Und wie jeder Alternativbetrieb hat auch die 'Stadtrevue‘ jede Menge produktive und noch mehr kontraproduktive Kräche hinter sich, davon wenigstens zwei schwere. Infolge des ersten Krachs 1980 machten zwei aus der 'Stadtrevue‘ gefeuerte Redakteure und einige 'Revue‘- Gefrustete ihren eigenen Laden, den 'Schauplatz‘ auf, der jedoch Mitte der 80er Jahre pleite ging. Beim zweiten Krach, 1986 ging's um Essentials: Wie selbständig ist die Redaktion, wer entscheidet, wer hat die Macht? Nach einem halben Jahr Streit und Szenegesprächsstoff setzten sich jene durch, die die Vereinsmitgliedsschaft und damit die Entscheidungskompetenz auf die MitarbeiterInnen des Projekts begrenzt und Polithäuptlinge der Kölner Szene draußen wissen wollten. Der Verein als Verleger jedoch blieb unangetastet. Die Unterlegenen verließen daraufhin die 'Stadtrevue‘.

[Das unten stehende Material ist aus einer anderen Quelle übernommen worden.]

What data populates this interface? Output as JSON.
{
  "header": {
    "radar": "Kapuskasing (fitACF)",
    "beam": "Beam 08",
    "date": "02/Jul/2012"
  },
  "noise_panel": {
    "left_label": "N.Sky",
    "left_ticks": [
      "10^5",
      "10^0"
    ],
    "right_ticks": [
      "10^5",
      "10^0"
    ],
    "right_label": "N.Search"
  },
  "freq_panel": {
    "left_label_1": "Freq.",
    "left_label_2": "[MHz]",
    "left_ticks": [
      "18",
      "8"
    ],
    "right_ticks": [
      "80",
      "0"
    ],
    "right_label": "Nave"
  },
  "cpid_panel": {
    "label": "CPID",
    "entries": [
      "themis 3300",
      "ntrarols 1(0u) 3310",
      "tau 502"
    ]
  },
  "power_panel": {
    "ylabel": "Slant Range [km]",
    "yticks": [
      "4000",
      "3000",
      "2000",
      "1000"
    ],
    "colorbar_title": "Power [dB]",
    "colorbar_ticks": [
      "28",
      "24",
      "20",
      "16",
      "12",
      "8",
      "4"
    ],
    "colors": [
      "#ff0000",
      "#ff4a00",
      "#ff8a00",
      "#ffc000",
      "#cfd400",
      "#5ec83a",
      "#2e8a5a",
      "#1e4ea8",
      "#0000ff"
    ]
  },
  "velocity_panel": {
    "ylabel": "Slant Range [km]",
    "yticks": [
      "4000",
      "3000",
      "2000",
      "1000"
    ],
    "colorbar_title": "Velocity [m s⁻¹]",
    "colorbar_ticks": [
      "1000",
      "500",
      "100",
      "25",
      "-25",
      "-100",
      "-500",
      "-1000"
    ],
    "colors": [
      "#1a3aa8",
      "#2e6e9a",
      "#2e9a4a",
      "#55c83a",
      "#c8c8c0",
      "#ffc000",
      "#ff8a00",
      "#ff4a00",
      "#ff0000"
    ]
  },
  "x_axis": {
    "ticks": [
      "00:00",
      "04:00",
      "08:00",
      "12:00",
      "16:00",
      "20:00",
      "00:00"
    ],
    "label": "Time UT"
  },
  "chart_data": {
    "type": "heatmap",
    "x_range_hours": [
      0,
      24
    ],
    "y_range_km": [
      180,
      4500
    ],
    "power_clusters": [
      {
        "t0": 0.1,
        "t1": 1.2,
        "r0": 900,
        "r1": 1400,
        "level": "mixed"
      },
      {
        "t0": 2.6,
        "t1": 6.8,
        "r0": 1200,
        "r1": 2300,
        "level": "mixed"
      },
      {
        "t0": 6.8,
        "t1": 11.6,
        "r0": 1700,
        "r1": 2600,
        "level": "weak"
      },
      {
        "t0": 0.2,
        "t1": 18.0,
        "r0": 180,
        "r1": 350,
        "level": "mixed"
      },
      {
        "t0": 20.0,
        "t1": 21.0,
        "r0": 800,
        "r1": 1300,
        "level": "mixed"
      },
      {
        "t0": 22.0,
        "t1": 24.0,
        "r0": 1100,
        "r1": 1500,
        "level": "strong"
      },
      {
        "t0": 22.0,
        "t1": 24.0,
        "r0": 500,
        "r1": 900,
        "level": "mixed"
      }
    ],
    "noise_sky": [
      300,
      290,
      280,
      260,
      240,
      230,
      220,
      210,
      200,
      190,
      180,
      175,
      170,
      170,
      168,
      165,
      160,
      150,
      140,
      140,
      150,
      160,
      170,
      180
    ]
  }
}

Auf Grund des hohen Anzeigenaufkommens ist das Blatt auf fremdes Geld nicht angewiesen. Dafür jedoch müssen die 'Revue‘-Herren und Damen, wie sie durchaus selbstkritisch bemerken, beispielsweise den Kampf gegen Sexismus im eigenen Blatt verloren geben — zuletzt gegen den Tabakkonzern BAT und seine „HB“-Werbung. Im Mai dieses Jahres hatten laut Editorial die „'Stadtrevue‘-MitarbeiterInnen“ eine „HB“-Anzeige mit dem Text „Offen für Anzügliches“ aus ihrem Blatt geschmissen, auf der eine nackte Frau mit einem auf die Haut gemalten Jackett zu sehen war. Die BAT-Gewaltigen stornierten nicht nur ihre „HB“- Anzeigen, sondern gleich all ihre Hochglanzwerbung.

Jetzt listete die Anzeigenabteilung „folgende Kosten im Falle einer gänzlichen Ablehnung“ auf: fast 41.000 in diesem und 87.000 DM im nächsten Jahr plus 22.000 DM Gebühren. Macht einen Verlust von 150.000 Deutschmark. Fazit: „Wir haben gegen BAT auf Dauer den Kürzeren gezogen.“ Im Novemberheft wird die Anzeige erscheinen.